Полковник встал, прощаясь с ним. Пока что перед ним был депутат, представитель народа, а не солдат рабочего батальона.
Дома Соня сказала растерянно:
— Как же так, Карл?! Что теперь будет?!
Было бы, вероятно, лучше, если бы вопрос не был задан. Было бы лучше, если бы ее взгляд источал больше мужества.
Никогда, даже в первые дни их близости, Либкнехт не рисовал ей радужных перспектив. Он, правда, верил, что человек существует для счастья.
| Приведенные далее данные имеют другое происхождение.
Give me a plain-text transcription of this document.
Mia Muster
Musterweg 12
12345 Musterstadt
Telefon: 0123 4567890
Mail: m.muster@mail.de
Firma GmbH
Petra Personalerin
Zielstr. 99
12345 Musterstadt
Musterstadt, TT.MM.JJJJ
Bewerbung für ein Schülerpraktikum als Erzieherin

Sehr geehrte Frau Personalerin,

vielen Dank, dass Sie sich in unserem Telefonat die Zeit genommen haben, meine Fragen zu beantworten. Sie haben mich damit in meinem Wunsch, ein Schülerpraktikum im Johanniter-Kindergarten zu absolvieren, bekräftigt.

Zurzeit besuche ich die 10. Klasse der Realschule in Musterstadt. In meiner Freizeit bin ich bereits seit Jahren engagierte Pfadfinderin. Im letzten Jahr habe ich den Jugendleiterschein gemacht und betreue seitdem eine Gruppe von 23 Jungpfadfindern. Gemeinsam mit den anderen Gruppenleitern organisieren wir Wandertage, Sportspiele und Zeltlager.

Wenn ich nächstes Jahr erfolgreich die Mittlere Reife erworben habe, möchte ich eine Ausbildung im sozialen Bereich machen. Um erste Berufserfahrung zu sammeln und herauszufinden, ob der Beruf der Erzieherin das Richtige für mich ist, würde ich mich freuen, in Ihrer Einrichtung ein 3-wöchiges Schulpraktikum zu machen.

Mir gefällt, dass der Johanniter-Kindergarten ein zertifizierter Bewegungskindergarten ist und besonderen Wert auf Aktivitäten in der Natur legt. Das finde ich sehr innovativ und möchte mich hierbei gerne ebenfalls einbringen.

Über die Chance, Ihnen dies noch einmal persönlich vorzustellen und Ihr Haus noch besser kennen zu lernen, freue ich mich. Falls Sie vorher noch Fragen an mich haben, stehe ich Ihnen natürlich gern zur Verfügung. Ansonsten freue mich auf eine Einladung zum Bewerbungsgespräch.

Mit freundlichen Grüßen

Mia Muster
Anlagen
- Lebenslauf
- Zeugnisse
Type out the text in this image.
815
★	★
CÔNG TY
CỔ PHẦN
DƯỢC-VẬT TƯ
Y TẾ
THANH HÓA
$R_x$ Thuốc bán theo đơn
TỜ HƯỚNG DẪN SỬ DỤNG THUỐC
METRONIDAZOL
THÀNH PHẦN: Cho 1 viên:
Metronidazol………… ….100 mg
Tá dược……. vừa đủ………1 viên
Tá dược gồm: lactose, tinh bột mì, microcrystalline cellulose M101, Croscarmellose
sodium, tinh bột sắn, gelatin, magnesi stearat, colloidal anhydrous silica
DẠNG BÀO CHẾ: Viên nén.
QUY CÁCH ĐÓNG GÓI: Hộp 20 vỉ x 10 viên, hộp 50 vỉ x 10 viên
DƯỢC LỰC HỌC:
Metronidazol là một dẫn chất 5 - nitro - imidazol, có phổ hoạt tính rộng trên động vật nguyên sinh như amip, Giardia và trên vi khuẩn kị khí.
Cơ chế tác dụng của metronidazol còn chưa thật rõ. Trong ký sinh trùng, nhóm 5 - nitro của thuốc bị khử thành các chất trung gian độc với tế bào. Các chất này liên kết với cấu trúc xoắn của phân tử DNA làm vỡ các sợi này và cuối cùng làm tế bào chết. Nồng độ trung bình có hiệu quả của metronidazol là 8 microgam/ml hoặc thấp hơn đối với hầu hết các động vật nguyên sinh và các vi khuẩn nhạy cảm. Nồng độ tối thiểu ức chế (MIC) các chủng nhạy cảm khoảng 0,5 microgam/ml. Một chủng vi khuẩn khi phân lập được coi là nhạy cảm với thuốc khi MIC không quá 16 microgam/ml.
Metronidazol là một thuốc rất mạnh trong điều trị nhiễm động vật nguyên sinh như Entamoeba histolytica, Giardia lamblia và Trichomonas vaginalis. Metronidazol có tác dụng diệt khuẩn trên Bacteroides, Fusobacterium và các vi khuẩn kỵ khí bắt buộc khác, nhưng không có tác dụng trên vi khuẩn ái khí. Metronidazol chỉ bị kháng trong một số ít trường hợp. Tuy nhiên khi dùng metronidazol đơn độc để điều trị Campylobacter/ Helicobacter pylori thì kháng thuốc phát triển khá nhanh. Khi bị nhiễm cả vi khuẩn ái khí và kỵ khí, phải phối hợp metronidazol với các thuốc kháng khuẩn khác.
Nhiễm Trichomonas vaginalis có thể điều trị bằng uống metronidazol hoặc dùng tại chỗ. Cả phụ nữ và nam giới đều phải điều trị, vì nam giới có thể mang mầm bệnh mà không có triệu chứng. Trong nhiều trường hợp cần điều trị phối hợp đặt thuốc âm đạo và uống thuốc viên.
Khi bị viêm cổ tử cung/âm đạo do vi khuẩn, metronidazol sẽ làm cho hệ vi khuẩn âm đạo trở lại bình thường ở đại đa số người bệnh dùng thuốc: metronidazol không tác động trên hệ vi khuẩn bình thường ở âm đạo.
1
Борьба во имя идеи, мысль о выполняемом предназначении сами по себе приближают к счастью.
Сколько бы зла на земле ни творилось, жизнь все равно хороша: ведь солнце продолжает светить, в поле растет трава, люди проявляют чудеса благородства и верности.
— Вообрази, Сонюшка, самое худшее: мы топаем по грязи, я тащу свой мешок за плечами, я в испарине, и кругом туман. И хотя я устал до предела, голова полна мыслей — отнять их у меня не сможет никто. Я вижу много такого, чего товарищи мои пока не видят. Неужто же в казарме нельзя будет с ними беседовать?!